Service and the installed base

A licensee’s revenue is not only newbuild engines. The installed base of Mitsui-built engines around the world needs spare parts, overhaul components, and technical support across a service life that runs decades. Crankshafts, bedplates, cylinder liners, and running gear from a slow-speed two-stroke are serviced rather than scrapped at overhaul, and the parts come from the original builder or the licensor’s supply chain.

As the Japanese-built fleet of the 2000s and 2010s reaches mid-life, the overhaul and parts demand on Mitsui’s installed base grows. Service work typically carries a higher margin than building a new engine and a steadier order flow that does not swing with the shipbuilding cycle. For a licensee whose newbuild volume is tied to Japanese yard order books, the service business is the part of the revenue that smooths the cycle.

The retrofit side adds to it. The EEXI rules and the IMO carbon-intensity regime pushed many in-service engines into engine power limitation, tuning changes, or in some cases conversion work. A licensee with the original drawings and the test-bed capacity is the natural party to carry out that work on its own engines.

The economics of the service business explain why a licensee guards its installed base. A new engine is a single large sale at a thin margin in a cyclical market. The parts and overhaul demand from that same engine recurs for its full service life, which for a slow-speed two-stroke runs twenty to thirty years or more. Over the engine’s life the cumulative parts and service spend can rival the original engine price. A licensee that holds the drawings and the original-equipment parts supply captures that recurring spend, which is steadier and higher-margin than the newbuild sale that started it.

There is a competitive edge in being the original builder as well. An owner can buy generic spares from third parties, but for major components, crankshaft work, liner replacement, or a fuel-system conversion, the original builder has the drawings, the material specifications, and the test-bed capacity that an independent shop does not. For dual-fuel conversions and EEXI-driven tuning changes that edge is sharper still, because the work touches the licensed design itself. Mitsui’s service position on its own engines is therefore harder to dislodge than its position on a new engine sale.

Limitations

This article describes a licensee, not a design house. The engine performance, the type designations, and the technology are MAN Energy Solutions’ design; Mitsui E&S DU builds them under licence. Performance figures such as the SFOC region cited above are licensor-published reference figures for the engine type and not measurements from a specific Mitsui-built unit. The shop-test result of any individual engine depends on its exact configuration, the reference fuel, and the ambient correction applied.

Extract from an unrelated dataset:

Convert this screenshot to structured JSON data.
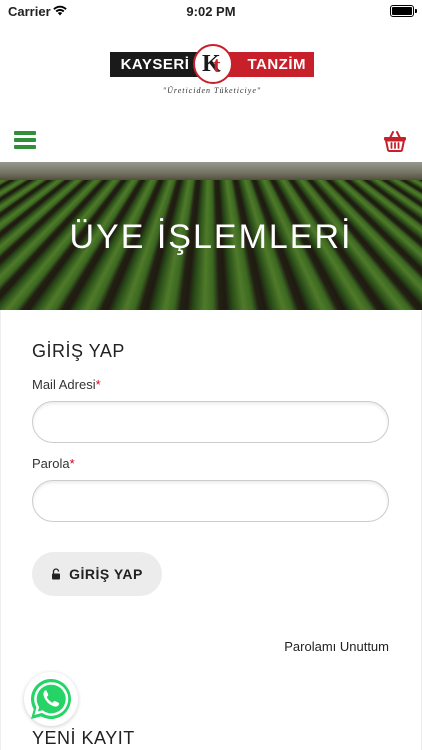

Corporate dates here are the documented ones: the 1917 Tamano works opening, the 1926 B&W agreement, the 1937 incorporation of Mitsui Engineering & Shipbuilding, the 2018 holding-company split, and the 2017 reorganisation of Diesel United’s two-stroke business into Japan Engine Corporation. Exact annual production volumes and market-share percentages move year to year and are not stated here as fixed figures; the Mitsui E&S investor and business pages carry the current numbers. Where this article gives a designation such as S90ME-C10.5 or ME-LGIM, the decode follows MAN B&W’s published type-code convention, and the licensor’s own pages should be checked for the current mark and rating of any specific type.

The split between the historical Diesel United company and Mitsui’s present engine entity is a point that is easy to blur. They share the Diesel United lineage in the engine-building tradition, but the UE proprietary design and the original Diesel United two-stroke business moved into Japan Engine Corporation, while Mitsui carried its own MAN B&W licence forward. Treat the two as related histories, not one company.